State Champs’ Living Proof is a pop-punk masterpiece

New York five-piece State Champs are releasing their brand new studio album this week. 

Formed in 2010 by vocalist Derek DiScanio and guitarist Tyler Szalkowski, the pair began laying the foundation of State Champs in garages and basements throughout their hometown. The band’s lineup would shift a bit, but DiScanio and Szalkowski were always at the helm, crafting the band’s 2013 debut, The Finer Things, along with guitarist Tony “Rival” Diaz and drummer Evan Ambrosio. They’d add bassist Ryan Scott Graham the following year and, in 2015, they’d release Around The World And Back, a record that elevated State Champs to a frontrunner in the genre.

“It was like, let’s take as many swings at it, try as many new things and experiment, until we get to the point where we could start searching through it all and then find the album,” says DiScanio of the writing process. Living Proof was recorded in two different sessions with different teams assisting the band. The first session saw John Feldmann producing, who brought his knack for writing hit records into the fold. But State Champs wouldn’t let their old-school roots die, teaming up with Mike Green and Kyle Black, the pair that shepherded Around The World And Back across the finish line. State Champs also collaborated with some of pop-punk’s heaviest hitters, as the band co-wrote songs with Alex Gaskarth of All Time Low and Mark Hoppus from Blink-182.

Album opener Criminal sets the perfect tone for the record, its catchy pop-punk riffs and anthemic chorus have you hooked right form the start. Frozen follows that up with late 00’s pop-punk melodies that keep those toes tapping away.

Lead single Dead And Gone is one of those songs that will remain stuck in your head for days and end up on all your summer playlists. It has all the pop-punk hit single ingredients: bouncy chorus, lyrics that are not only relatable but also very shout-able, and a killer bridge. Oh and it was co-written by Blink-182’s Mark Hoppus. Here’s a challenge: Try NOT to sing “I want to breathe with ease again, I want to get some fucking sleep again” for the rest of the day after having listened to Dead And Gone. 

On Living Proof you won’t find a single song that shouldn’t have made the album. The record flows from banger to banger, making it the ultimate summer playlist in itself, especially with fresh tracks like Safe Haven or Crystal Ball. 

Ballads are few and far between, but that is not a bad thing. Living Proof is a strong rock record that doesn’t need to follow the usual concept to achieve greatness. It still harbors all the themes you could wish for on a pop-punk record: break-ups, love, loss, independence.

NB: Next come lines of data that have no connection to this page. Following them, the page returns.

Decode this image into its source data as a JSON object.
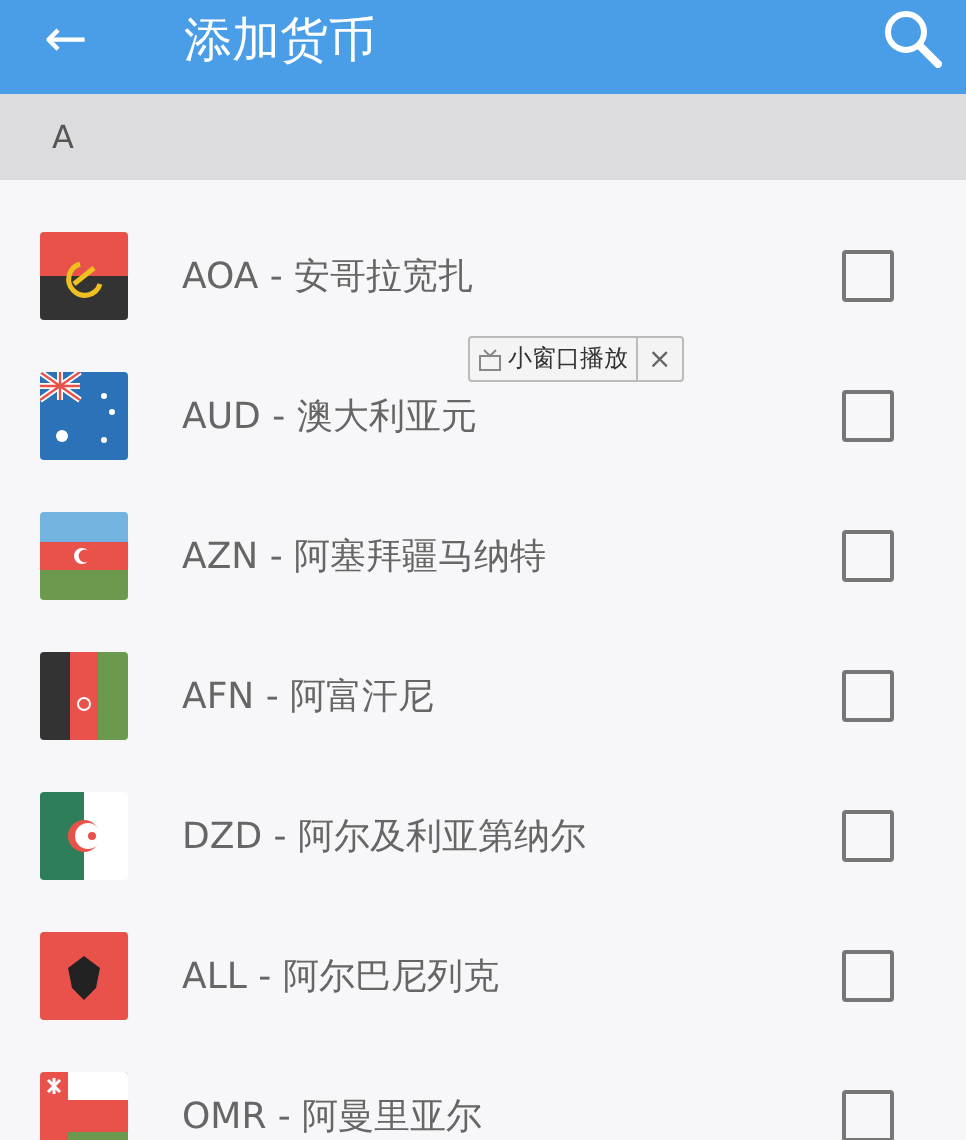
{
  "app_bar": {
    "back": "←",
    "title": "添加货币"
  },
  "section": {
    "letter": "A"
  },
  "currencies": [
    {
      "label": "AOA - 安哥拉宽扎",
      "checked": false
    },
    {
      "label": "AUD - 澳大利亚元",
      "checked": false
    },
    {
      "label": "AZN - 阿塞拜疆马纳特",
      "checked": false
    },
    {
      "label": "AFN - 阿富汗尼",
      "checked": false
    },
    {
      "label": "DZD - 阿尔及利亚第纳尔",
      "checked": false
    },
    {
      "label": "ALL - 阿尔巴尼列克",
      "checked": false
    },
    {
      "label": "OMR - 阿曼里亚尔",
      "checked": false
    }
  ],
  "popup": {
    "label": "小窗口播放",
    "close": "×"
  }
}
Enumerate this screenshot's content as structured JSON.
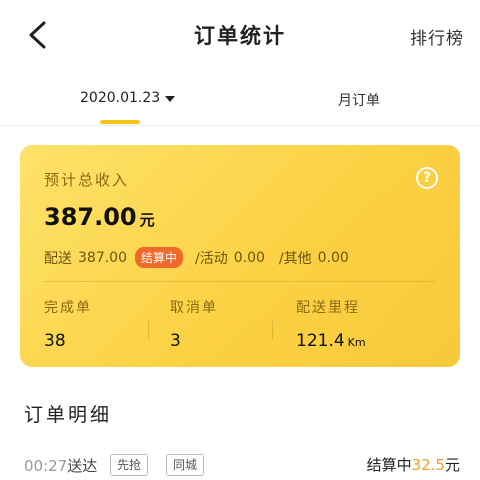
{
  "header": {
    "title": "订单统计",
    "rank_label": "排行榜"
  },
  "tabs": {
    "date_label": "2020.01.23",
    "month_label": "月订单"
  },
  "summary": {
    "label": "预计总收入",
    "amount": "387.00",
    "unit": "元",
    "delivery_label": "配送",
    "delivery_value": "387.00",
    "status_badge": "结算中",
    "activity_label": "/活动",
    "activity_value": "0.00",
    "other_label": "/其他",
    "other_value": "0.00",
    "stats": [
      {
        "label": "完成单",
        "value": "38"
      },
      {
        "label": "取消单",
        "value": "3"
      },
      {
        "label": "配送里程",
        "value": "121.4",
        "unit": "Km"
      }
    ]
  },
  "detail": {
    "section_title": "订单明细",
    "rows": [
      {
        "time": "00:27",
        "action": "送达",
        "tags": [
          "先抢",
          "同城"
        ],
        "status": "结算中",
        "amount": "32.5",
        "unit": "元"
      }
    ]
  },
  "colors": {
    "accent": "#f5c518",
    "badge": "#ef6a2a",
    "money": "#f0a12a"
  },
  "icons": {
    "back": "chevron-left-icon",
    "help": "question-circle-icon",
    "dropdown": "caret-down-icon"
  }
}
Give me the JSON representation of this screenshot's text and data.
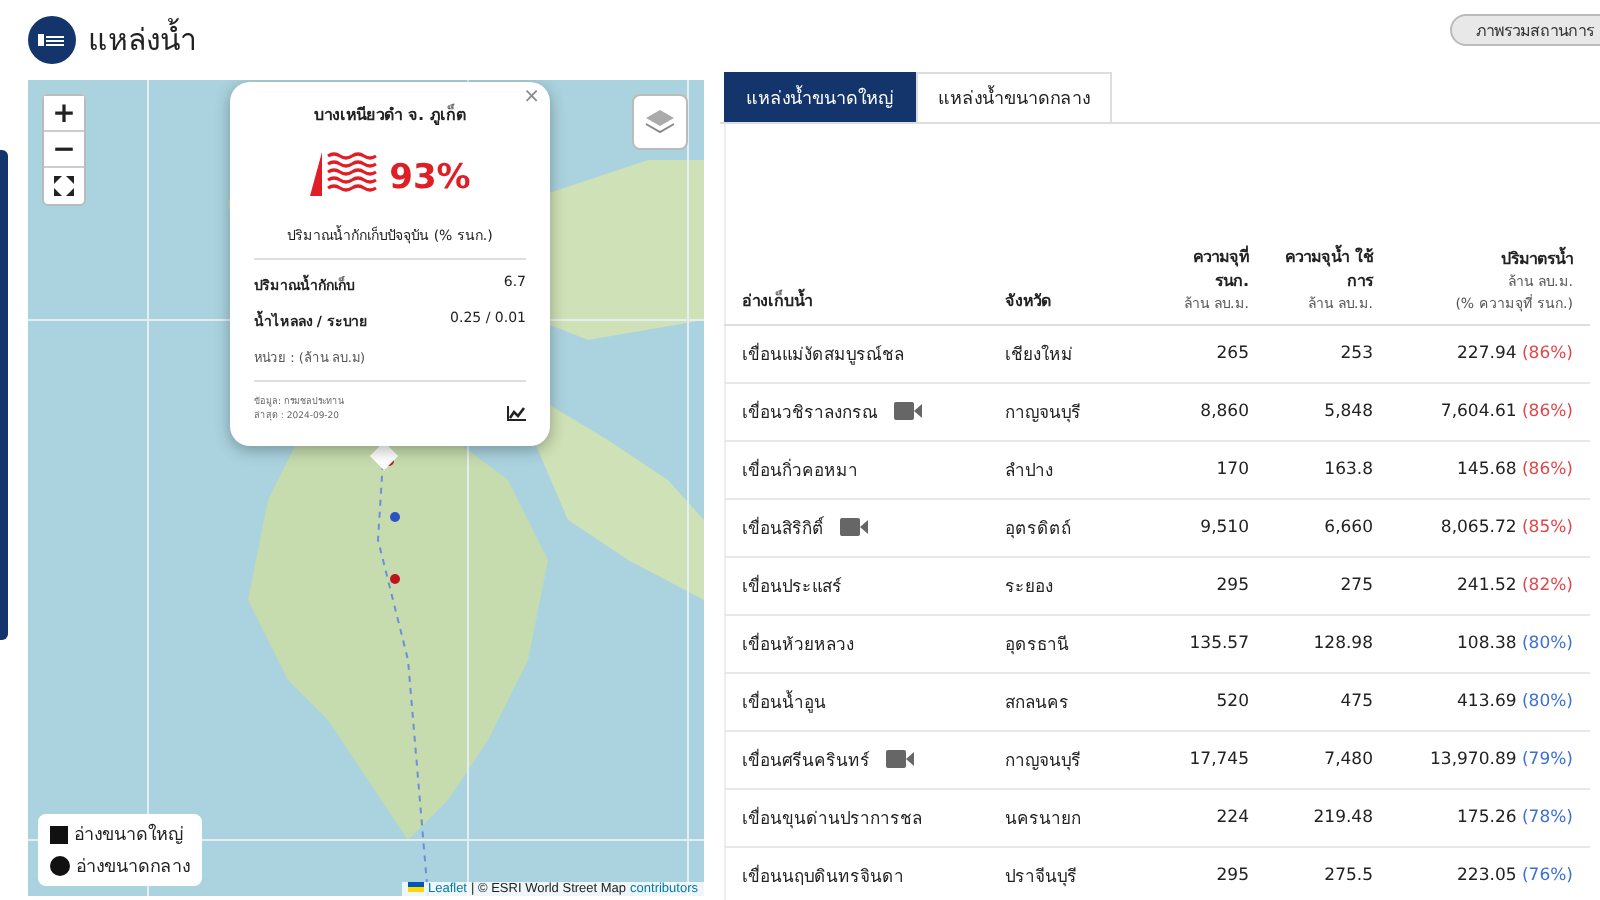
{
  "header": {
    "title": "แหล่งน้ำ",
    "overview_button": "ภาพรวมสถานการ"
  },
  "map": {
    "zoom_in": "+",
    "zoom_out": "−",
    "popup": {
      "close": "×",
      "title": "บางเหนียวดำ จ. ภูเก็ต",
      "percent": "93%",
      "subtitle": "ปริมาณน้ำกักเก็บปัจจุบัน (% รนก.)",
      "rows": [
        {
          "label": "ปริมาณน้ำกักเก็บ",
          "value": "6.7"
        },
        {
          "label": "น้ำไหลลง / ระบาย",
          "value": "0.25 / 0.01"
        }
      ],
      "unit": "หน่วย : (ล้าน ลบ.ม)",
      "source": "ข้อมูล: กรมชลประทาน",
      "updated": "ล่าสุด : 2024-09-20"
    },
    "legend": [
      {
        "kind": "square",
        "label": "อ่างขนาดใหญ่"
      },
      {
        "kind": "circle",
        "label": "อ่างขนาดกลาง"
      }
    ],
    "attribution": {
      "leaflet": "Leaflet",
      "rest": "| © ESRI World Street Map",
      "contributors": "contributors"
    }
  },
  "tabs": [
    {
      "label": "แหล่งน้ำขนาดใหญ่",
      "selected": true
    },
    {
      "label": "แหล่งน้ำขนาดกลาง",
      "selected": false
    }
  ],
  "table": {
    "columns": [
      {
        "title": "อ่างเก็บน้ำ"
      },
      {
        "title": "จังหวัด"
      },
      {
        "title": "ความจุที่ รนก.",
        "unit": "ล้าน ลบ.ม."
      },
      {
        "title": "ความจุน้ำ ใช้การ",
        "unit": "ล้าน ลบ.ม."
      },
      {
        "title": "ปริมาตรน้ำ",
        "unit": "ล้าน ลบ.ม.",
        "note": "(% ความจุที่ รนก.)"
      }
    ],
    "rows": [
      {
        "name": "เขื่อนแม่งัดสมบูรณ์ชล",
        "camera": false,
        "province": "เชียงใหม่",
        "capacity": "265",
        "usable": "253",
        "volume": "227.94",
        "percent": "(86%)",
        "color": "#e0474c"
      },
      {
        "name": "เขื่อนวชิราลงกรณ",
        "camera": true,
        "province": "กาญจนบุรี",
        "capacity": "8,860",
        "usable": "5,848",
        "volume": "7,604.61",
        "percent": "(86%)",
        "color": "#e0474c"
      },
      {
        "name": "เขื่อนกิ่วคอหมา",
        "camera": false,
        "province": "ลำปาง",
        "capacity": "170",
        "usable": "163.8",
        "volume": "145.68",
        "percent": "(86%)",
        "color": "#e0474c"
      },
      {
        "name": "เขื่อนสิริกิติ์",
        "camera": true,
        "province": "อุตรดิตถ์",
        "capacity": "9,510",
        "usable": "6,660",
        "volume": "8,065.72",
        "percent": "(85%)",
        "color": "#e0474c"
      },
      {
        "name": "เขื่อนประแสร์",
        "camera": false,
        "province": "ระยอง",
        "capacity": "295",
        "usable": "275",
        "volume": "241.52",
        "percent": "(82%)",
        "color": "#e0474c"
      },
      {
        "name": "เขื่อนห้วยหลวง",
        "camera": false,
        "province": "อุดรธานี",
        "capacity": "135.57",
        "usable": "128.98",
        "volume": "108.38",
        "percent": "(80%)",
        "color": "#3d6fd6"
      },
      {
        "name": "เขื่อนน้ำอูน",
        "camera": false,
        "province": "สกลนคร",
        "capacity": "520",
        "usable": "475",
        "volume": "413.69",
        "percent": "(80%)",
        "color": "#3d6fd6"
      },
      {
        "name": "เขื่อนศรีนครินทร์",
        "camera": true,
        "province": "กาญจนบุรี",
        "capacity": "17,745",
        "usable": "7,480",
        "volume": "13,970.89",
        "percent": "(79%)",
        "color": "#3d6fd6"
      },
      {
        "name": "เขื่อนขุนด่านปราการชล",
        "camera": false,
        "province": "นครนายก",
        "capacity": "224",
        "usable": "219.48",
        "volume": "175.26",
        "percent": "(78%)",
        "color": "#3d6fd6"
      },
      {
        "name": "เขื่อนนฤบดินทรจินดา",
        "camera": false,
        "province": "ปราจีนบุรี",
        "capacity": "295",
        "usable": "275.5",
        "volume": "223.05",
        "percent": "(76%)",
        "color": "#3d6fd6"
      }
    ]
  }
}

The slow tracks we do get on Living Proof are absolute tear-jerkers and, emotionally, will leave you feeling all the feels. Especially Mark Hoppus co-write Time Machine with its piercing vocals and heartbreaking lyrics. Can you see yourself lying on your bed blasting this out loud and just staring at the ceiling? Because, same.

Living Proof has a lot to do with independence, and finding the independence within you, embracing the mixed emotions that fall in your lap a lot of the time,” said DiScanio, noting that the album’s title is taken from the song Cut Through The Static, where he proclaims, “Let’s cut through the static and be the living proof.”

With Living Proof State Champs have pushed themselves to new heights without ever forgetting where they came from.